Na visão do criminalista Fernando Augusto Fernandes, o artigo 142 não permite o uso das Forças Armadas nos presídios, no formato e condições propostas pelo texto assinado por Temer. "Trata-se de desvio de função, de caráter inconstitucional. Está ocorrendo uma 'Guantanamização' dos presídios", acentua, referindo-se à base dos Estados Unidos onde são mantidas presos acusados de atividade terrorista.
As possibilidades de uso constitucional dos militares nesse cenário, segundo Fernandes, estariam em decretar estado de sítio ou intervenção da União nos estados em crise. Isso exigiria, contudo, aprovação pelo Congresso Nacional, de acordo com o artigo 34, inciso VII, alínea b da Constituição. "Do modo como está proposto, deveria ser questionado junto ao Supremo (Tribunal Federal). Acredito que seria rapidamente declarado como inconstitucional", reforça.
O advogado criminalista e constitucionalista Adib Abdouni, por sua vez, considera que a medida não fere o artigo 142, uma vez que pode ser enquadrada como um esforço de manutenção da ordem nacional. Mas reitera que, em sua visão, o governo toma uma medida "de fundo eminentemente político", como forma de disfarçar a falta de ações práticas para a melhoria do sistema prisional.
"É uma medida extrema, mas que foge da finalidade das Forças Armadas. O Estado argumenta pela necessidade de ordem, mas é só isso que deve ser levado em conta? E a obrigação de zelar pela integridade física e moral dos presos?", questiona. "Será que todos lá dentro fazem parte de facções? Muitos são provisórios, em processo de reeducação, trabalhando. Será que as Forças Armadas têm treinamento adequado? E se forem recebidos à bala? Vamos derrubar os prédios? Vamos resolver o problema das facções matando todo mundo?"

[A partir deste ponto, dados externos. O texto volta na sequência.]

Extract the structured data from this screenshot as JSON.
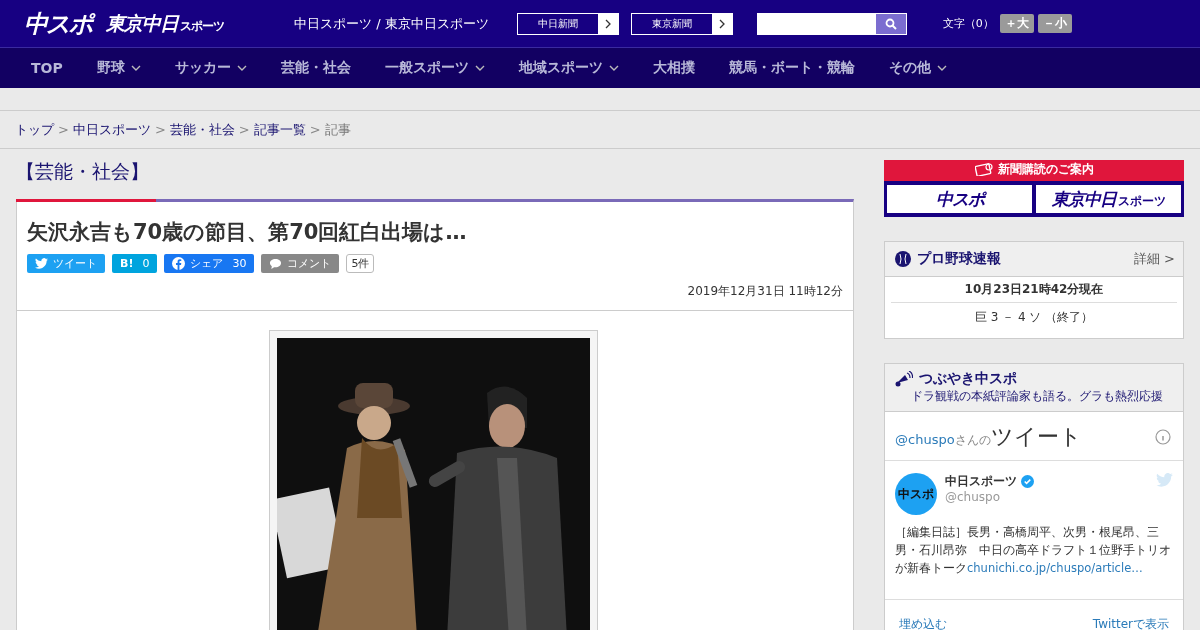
{
  "header": {
    "logo_main": "中スポ",
    "logo_sub": "東京中日",
    "logo_sub_small": "スポーツ",
    "site_title": "中日スポーツ / 東京中日スポーツ",
    "paper_links": [
      "中日新聞",
      "東京新聞"
    ],
    "font_size": {
      "label": "文字（0）",
      "buttons": [
        "＋大",
        "－小"
      ]
    }
  },
  "nav": [
    {
      "label": "TOP",
      "has_menu": false
    },
    {
      "label": "野球",
      "has_menu": true
    },
    {
      "label": "サッカー",
      "has_menu": true
    },
    {
      "label": "芸能・社会",
      "has_menu": false
    },
    {
      "label": "一般スポーツ",
      "has_menu": true
    },
    {
      "label": "地域スポーツ",
      "has_menu": true
    },
    {
      "label": "大相撲",
      "has_menu": false
    },
    {
      "label": "競馬・ボート・競輪",
      "has_menu": false
    },
    {
      "label": "その他",
      "has_menu": true
    }
  ],
  "breadcrumb": [
    {
      "label": "トップ",
      "link": true
    },
    {
      "sep": ">",
      "label": "中日スポーツ",
      "link": true
    },
    {
      "sep": ">",
      "label": "芸能・社会",
      "link": true
    },
    {
      "sep": ">",
      "label": "記事一覧",
      "link": true
    },
    {
      "sep": ">",
      "label": "記事",
      "link": false
    }
  ],
  "article": {
    "category": "【芸能・社会】",
    "title": "矢沢永吉も70歳の節目、第70回紅白出場は…",
    "share": [
      {
        "kind": "twitter",
        "label": "ツイート"
      },
      {
        "kind": "hatena",
        "label": "B!",
        "count": "0"
      },
      {
        "kind": "facebook",
        "label": "シェア",
        "count": "30"
      },
      {
        "kind": "comment",
        "label": "コメント"
      }
    ],
    "comment_count": "5件",
    "date": "2019年12月31日 11時12分"
  },
  "sidebar": {
    "subscribe": {
      "title": "新聞購読のご案内",
      "logos": [
        {
          "main": "中スポ"
        },
        {
          "main": "東京中日",
          "small": "スポーツ"
        }
      ]
    },
    "baseball": {
      "title": "プロ野球速報",
      "more": "詳細 >",
      "time": "10月23日21時42分現在",
      "score": "巨 3 － 4 ソ （終了）"
    },
    "tweets": {
      "title": "つぶやき中スポ",
      "subtitle": "ドラ観戦の本紙評論家も語る。グラも熱烈応援",
      "handle_link": "@chuspo",
      "handle_suffix": "さんの",
      "heading": "ツイート",
      "tweet": {
        "avatar": "中スポ",
        "name": "中日スポーツ",
        "verified": true,
        "handle": "@chuspo",
        "text": "［編集日誌］長男・高橋周平、次男・根尾昂、三男・石川昂弥　中日の高卒ドラフト１位野手トリオが新春トーク",
        "link": "chunichi.co.jp/chuspo/article…"
      },
      "footer": [
        "埋め込む",
        "Twitterで表示"
      ]
    }
  }
}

Somado a precedentes como a atuação de tropas nas Olimpíadas do Rio de Janeiro, ano passado, e na Copa de 2014, o uso de soldados federais em presídios gera "um precedente perigoso", adverte Fernandes. "Vivemos um momento de enorme fragilidade constitucional. É preciso responsabilidade. Uma solução imediata, como essa, pode criar grandes dificuldades mais adiante, ainda mais em um país com histórico de regimes militares e de exceção."

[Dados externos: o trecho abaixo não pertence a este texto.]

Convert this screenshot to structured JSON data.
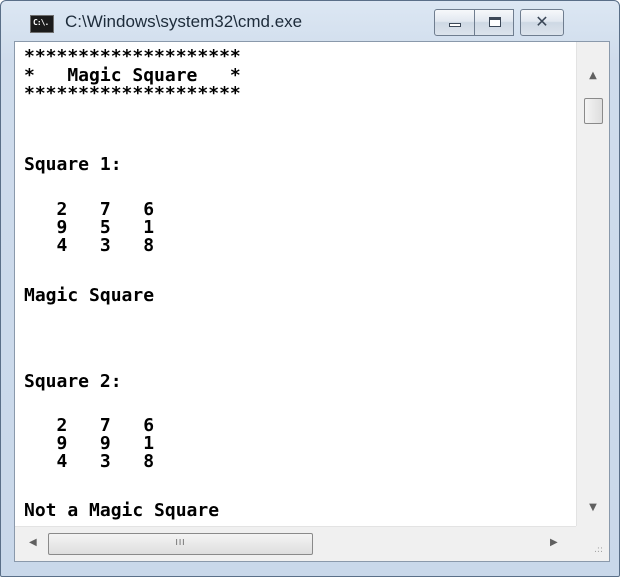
{
  "window": {
    "title": "C:\\Windows\\system32\\cmd.exe",
    "icon": "cmd-icon",
    "icon_label": "C:\\.",
    "controls": {
      "minimize": "minimize-icon",
      "maximize": "maximize-icon",
      "close": "✕"
    }
  },
  "console": {
    "lines": [
      "********************",
      "*   Magic Square   *",
      "********************",
      "",
      "Square 1:",
      "",
      "   2   7   6",
      "   9   5   1",
      "   4   3   8",
      "",
      "Magic Square",
      "",
      "",
      "",
      "Square 2:",
      "",
      "   2   7   6",
      "   9   9   1",
      "   4   3   8",
      "",
      "Not a Magic Square"
    ]
  },
  "scrollbars": {
    "up_arrow": "▲",
    "down_arrow": "▼",
    "left_arrow": "◀",
    "right_arrow": "▶",
    "thumb_grip": "III",
    "size_grip": ".::"
  }
}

Procurada pelo Jornal da Lei, a seccional gaúcha da Ordem dos Advogados do Brasil declarou que, por tratar-se de tema de alçada federal, aguardaria a posição do Conselho Federal da entidade antes de dar sua posição. Até o fechamento da matéria, a Ordem federal não havia se manifestado sobre a questão. 

Falta uma estratégia nacional, afirma advogado constitucionalista

Na leitura do advogado criminalista e constitucional Adib Abdouni, o uso das Forças Armadas em estabelecimentos prisionais tende a ser ineficaz, pela falta de um trabalho prévio de inteligência que guie as ações. "Como ir para a guerra sem estratégia?", questiona. Para ele, é preciso um esforço integrado das polícias para separar as facções e deixar os líderes incomunicáveis, o que seria o primeiro passo efetivo para pacificar as prisões.
O criminalista Fernando Fernandes concorda, e vai além. Para ele, é fundamental rever a forma como o Direito Penal vem sendo aplicado no País. "Hoje, temos 35% dos detentos em cautelar, um índice extremamente alto. Isso numa realidade onde apenas 14% estão presos por homicídio e 3% por latrocínio. Estamos lotando os presídios de pessoas que não deveriam estar presas, colocando-as ao lado de homicidas", critica. 
Uma situação que, de acordo com ele, passa também pela postura dos juízes. "O comportamento da magistratura, muitas vezes, remete ao pensamento do tempo das capitanias hereditárias", ataca. "É preciso que os juízes se submetam à lei, que parem de resistir às mudanças legislativas. Hoje, muitos, infelizmente, estão interpretando a lei e os direitos dos acusados da forma que bem entendem", lamenta Fernandes.